According to Nuclear South West, which promotes the industry in the region, 50 per cent of future recruits across the sector will need to be women in order to meet the target of 40 per cent female representation by 2030. The industry body claims that people from more diverse backgrounds must be encouraged into the sector and that Hinkley Point is the ideal platform with which to do so.
“We currently have around 22 per cent of women working in the nuclear sector across all levels, and many fewer at senior levels. That can and should be better,” said Beccy Pleasant, head of Nuclear Skills for the Nuclear Skills Strategy Group (NSSG), who is working to bring a business case for a new £1.7m Skills Delivery Plan.
“We need to excite the next generation and get them thinking more about a career in nuclear. And as an industry, we need to move away from the perception that we only have highly technical roles, or work requiring highly qualified people with a scientific background. While we need those roles, we also need employees who are skilled in work like cable-pulling and welding, as well as engineers and project managers who might be working in other sectors.”

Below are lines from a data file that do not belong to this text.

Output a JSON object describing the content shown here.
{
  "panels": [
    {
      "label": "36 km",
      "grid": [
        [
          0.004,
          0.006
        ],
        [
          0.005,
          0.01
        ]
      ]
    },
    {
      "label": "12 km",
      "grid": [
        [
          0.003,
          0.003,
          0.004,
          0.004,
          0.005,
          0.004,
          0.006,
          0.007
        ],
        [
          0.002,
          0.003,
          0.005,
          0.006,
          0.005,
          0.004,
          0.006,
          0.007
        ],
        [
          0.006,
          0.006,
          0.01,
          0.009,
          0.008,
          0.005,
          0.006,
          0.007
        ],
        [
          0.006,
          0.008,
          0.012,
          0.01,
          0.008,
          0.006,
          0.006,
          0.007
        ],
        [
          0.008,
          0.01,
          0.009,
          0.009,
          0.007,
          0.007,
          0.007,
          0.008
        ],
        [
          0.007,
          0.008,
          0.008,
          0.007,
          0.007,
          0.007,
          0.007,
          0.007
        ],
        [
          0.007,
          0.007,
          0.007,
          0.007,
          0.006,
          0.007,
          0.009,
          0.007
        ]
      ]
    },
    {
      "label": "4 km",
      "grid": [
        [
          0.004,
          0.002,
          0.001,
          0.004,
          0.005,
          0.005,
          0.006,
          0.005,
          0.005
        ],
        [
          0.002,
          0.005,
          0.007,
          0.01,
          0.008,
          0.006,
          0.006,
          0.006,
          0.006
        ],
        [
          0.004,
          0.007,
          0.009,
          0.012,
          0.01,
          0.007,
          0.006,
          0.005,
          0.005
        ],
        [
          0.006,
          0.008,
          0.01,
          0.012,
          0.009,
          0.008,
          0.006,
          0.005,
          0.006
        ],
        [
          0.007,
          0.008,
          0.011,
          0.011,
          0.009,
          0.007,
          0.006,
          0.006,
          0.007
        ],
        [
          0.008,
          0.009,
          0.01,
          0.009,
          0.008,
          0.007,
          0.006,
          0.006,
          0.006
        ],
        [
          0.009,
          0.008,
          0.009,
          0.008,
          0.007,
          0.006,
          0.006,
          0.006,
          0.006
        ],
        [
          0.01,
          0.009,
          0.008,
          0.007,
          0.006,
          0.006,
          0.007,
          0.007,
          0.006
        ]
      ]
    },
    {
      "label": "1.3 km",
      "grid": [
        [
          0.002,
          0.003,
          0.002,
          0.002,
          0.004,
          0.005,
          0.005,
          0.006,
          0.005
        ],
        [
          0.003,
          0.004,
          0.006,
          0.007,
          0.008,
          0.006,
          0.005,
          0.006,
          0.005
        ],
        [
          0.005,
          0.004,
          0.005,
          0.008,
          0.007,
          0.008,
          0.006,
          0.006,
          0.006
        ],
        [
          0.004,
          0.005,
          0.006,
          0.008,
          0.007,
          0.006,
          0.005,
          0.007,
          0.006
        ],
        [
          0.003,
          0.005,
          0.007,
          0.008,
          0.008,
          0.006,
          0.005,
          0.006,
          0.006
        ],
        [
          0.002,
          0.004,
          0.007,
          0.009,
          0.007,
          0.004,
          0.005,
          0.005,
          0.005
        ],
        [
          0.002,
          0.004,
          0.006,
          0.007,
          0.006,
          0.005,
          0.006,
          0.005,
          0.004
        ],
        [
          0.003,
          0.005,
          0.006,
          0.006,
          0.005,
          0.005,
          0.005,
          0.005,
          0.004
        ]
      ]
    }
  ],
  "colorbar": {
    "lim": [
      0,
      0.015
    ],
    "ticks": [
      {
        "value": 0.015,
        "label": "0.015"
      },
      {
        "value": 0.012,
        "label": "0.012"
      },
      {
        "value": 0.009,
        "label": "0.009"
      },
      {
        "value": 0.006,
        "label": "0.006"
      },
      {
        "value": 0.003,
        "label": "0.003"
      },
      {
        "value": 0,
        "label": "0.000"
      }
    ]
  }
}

Beccy will be speaking about the NSSG’s Skills Delivery Plan and her role in developing skills for the future of the industry at Nuclear South West 2019, the UK’s largest nuclear conference which takes place in Somerset on October 2 and 3. One of the key objectives of the plan is to develop the ‘NextGen Nuclear’ project, a ‘whole sector’ approach to improving outreach and careers activity that aims to help bridge the gap between the sector and schools and prepare young people for the nucelar workforce.
“The focus needs to be on schools and teachers to attract more females into studying STEM subjects, but also looking at how we can transition experienced staff in from other sectors,” Beccy continued. “We are working hard with our employees to support people who want to redeploy from declining energy sectors into our roles.